The Music Video is Alive and Well

Category: movies 117

Silver Wave Film Festival Hosts New Brunswick Music Video Showcase

IMG_0059“The music video is back,” says Tim Rayne, curator of the New Brunswick Music Video Showcase, which takes place during this year’s Silver Wave Film Festival. Rayne, a local filmmaker and radio host, believes that musicians have the internet to thank for the resurgence in music videos.

“I believe the executives at MTV and MUCH MUSIC knew the internet was a game changer,” he said. “As you know, music videos pretty much disappeared from those stations by the late 90s. How video supposedly killed the radio star, one could argue, was how the internet killed the video channel. In a nutshell, music videos have found a new audience with the advent of technology, in particular, smart phones. When people are in transit they are more likely to watch a YouTube clip of a music video. It’s a format of convenience.”

In addition to services like YouTube and Vimeo providing a platform for musicians to share and market their music, Rayne acknowledges the ubiquity of video editing software and recording devices for the resurgence in music videos. What was once limited to bands with a label-funded marketing budget is now something all artists have access to.

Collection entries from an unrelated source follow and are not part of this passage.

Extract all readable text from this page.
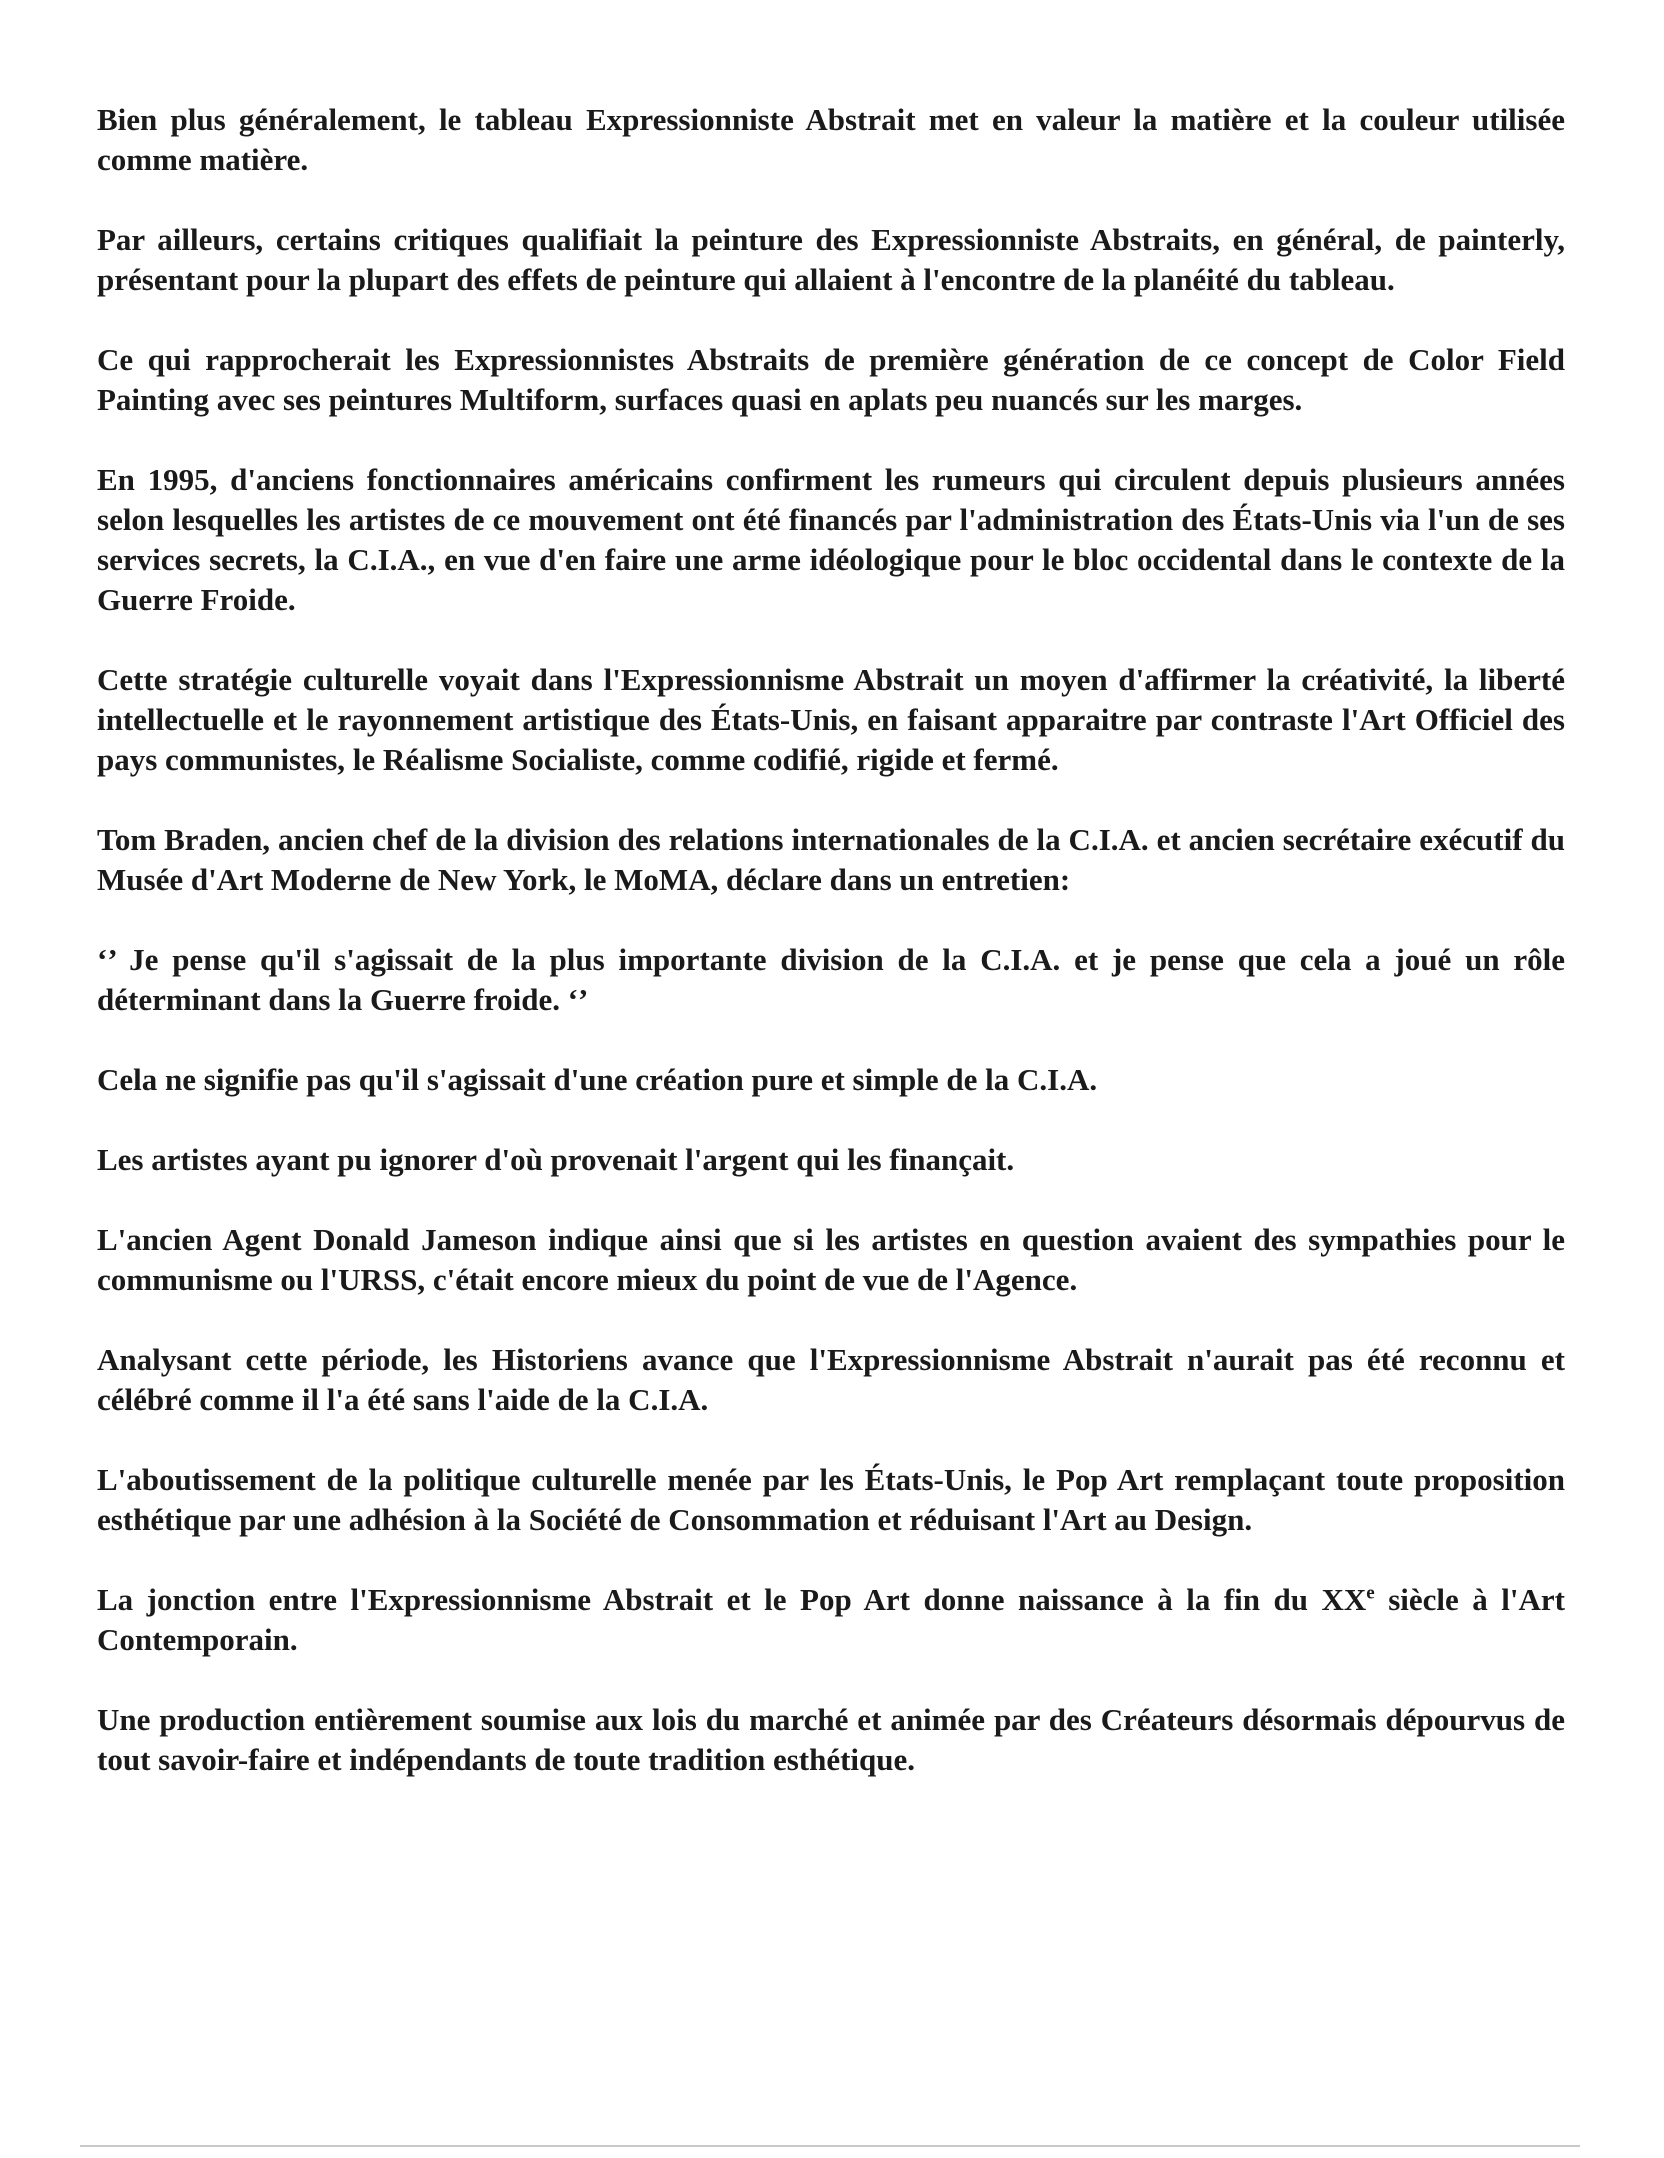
Bien plus généralement, le tableau Expressionniste Abstrait met en valeur la matière et la couleur utilisée comme matière.

Par ailleurs, certains critiques qualifiait la peinture des Expressionniste Abstraits, en général, de painterly, présentant pour la plupart des effets de peinture qui allaient à l'encontre de la planéité du tableau.

Ce qui rapprocherait les Expressionnistes Abstraits de première génération de ce concept de Color Field Painting avec ses peintures Multiform, surfaces quasi en aplats peu nuancés sur les marges.

En 1995, d'anciens fonctionnaires américains confirment les rumeurs qui circulent depuis plusieurs années selon lesquelles les artistes de ce mouvement ont été financés par l'administration des États-Unis via l'un de ses services secrets, la C.I.A., en vue d'en faire une arme idéologique pour le bloc occidental dans le contexte de la Guerre Froide.

Cette stratégie culturelle voyait dans l'Expressionnisme Abstrait un moyen d'affirmer la créativité, la liberté intellectuelle et le rayonnement artistique des États-Unis, en faisant apparaitre par contraste l'Art Officiel des pays communistes, le Réalisme Socialiste, comme codifié, rigide et fermé.

Tom Braden, ancien chef de la division des relations internationales de la C.I.A. et ancien secrétaire exécutif du Musée d'Art Moderne de New York, le MoMA, déclare dans un entretien:

‘’ Je pense qu'il s'agissait de la plus importante division de la C.I.A. et je pense que cela a joué un rôle déterminant dans la Guerre froide. ‘’

Cela ne signifie pas qu'il s'agissait d'une création pure et simple de la C.I.A.

Les artistes ayant pu ignorer d'où provenait l'argent qui les finançait.

L'ancien Agent Donald Jameson indique ainsi que si les artistes en question avaient des sympathies pour le communisme ou l'URSS, c'était encore mieux du point de vue de l'Agence.

Analysant cette période, les Historiens avance que l'Expressionnisme Abstrait n'aurait pas été reconnu et célébré comme il l'a été sans l'aide de la C.I.A.

L'aboutissement de la politique culturelle menée par les États-Unis, le Pop Art remplaçant toute proposition esthétique par une adhésion à la Société de Consommation et réduisant l'Art au Design.

La jonction entre l'Expressionnisme Abstrait et le Pop Art donne naissance à la fin du XXe siècle à l'Art Contemporain.

Une production entièrement soumise aux lois du marché et animée par des Créateurs désormais dépourvus de tout savoir-faire et indépendants de toute tradition esthétique.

“The once limiting production capabilities have become a medium of equal opportunity for those who are creative and resourceful,” he said. “Many notable filmmakers of today launched their careers by making and directing music videos. Spike Jonze and Michael Gondry come to mind. Music videos are a great way for filmmakers to experiment with their medium. They can tell a story or they can be made up of purely abstract images. In a sense, music video production can be liberating for a filmmaker.”

“The music group OK GO blew up by making innovative videos over the last few years. Anything can go viral and that includes music videos. So if a band wants to expand its audience beyond their local following, music videos on popular sites like YouTube can potentially expand a band’s audience. With that being said, the bands have to spread the word and promote the videos via social media sites, blogs, and online zines.”

This year’s New Brunswick Music Video Showcase marks the second year the Silver Wave Film Festival have included music videos as part of their programming.

“These videos are all produced by local filmmakers for bands from New Brunswick,” said Rayne. “Very few have any real source of funding or budget. These videos are produced by dedicated weekend warriors. People who are passionate and give up their weekends to work extremely hard producing the videos. Last year I was amazed by the quality of both videos and the songs they accompanied, and I am happy to report that the submissions this year have been very strong. I know most of the directors so I have come to recognize many of their signature styles. They are all resourceful and creative people. The music selections are also eclectic ranging from pop, country, classical, electronic, indie rock, and hip-hop. I feel each one brings something unique and interesting. I can’t really speak on any specific videos before the screening, but I can tell you there are some standouts.”

Of the 14 videos included in this year’s screening, more than half of them originated in Saint John. For a city that long struggled to maintain a consistent music venue over the years, it would appear musicians in the harbour city have embraced video production to help spread the word about all their projects.

“I have a theory about St. John,” said Rayne. “Since I started my radio show a few years ago on CHSR, I noticed the experimental nature of the [the city’s] songwriting and low-fi recordings. Great bands like the Wooden Wives, Little You Little Me, Adam Mallory, David R. Elliot and many more have made it a perfect soundtrack for experimental music videos. Peter Boyle and Steven Doiron in particular have really embraced the format and have contributed greatly to the scene’s recent music video output. Similar to their musical counterparts, the filmmakers have successfully adapted the experimental approach to their filmmaking process.

“But in all fairness, there are great music videos being produced around New Brunswick. In fact, after spending a few days at the recent MusicNB Festival, I met a few bands who shared with me some great videos that I had no idea existed.”

Rayne also believes that the increase collaborative projects between artists of various disciplines has helped shape this new age of music video production and creation, especially at home in New Brunswick.

“Music videos from local artists have rarely existed, but today we are witnessing a renaissance of the local art community through the use of affordable technology and unique distribution options,” he said. “Very exiting times for all involved. People everywhere refer to us as a have-not province but I beg to differ. We have a province filled with incredibly creative people who are producing outstanding content. They are New Brunswick’s unsung leaders in innovation and the Silver Wave Film Festival is a major celebration!”

New Brunswick Music Video Showcase  10:00pm at The James Joyce Pub.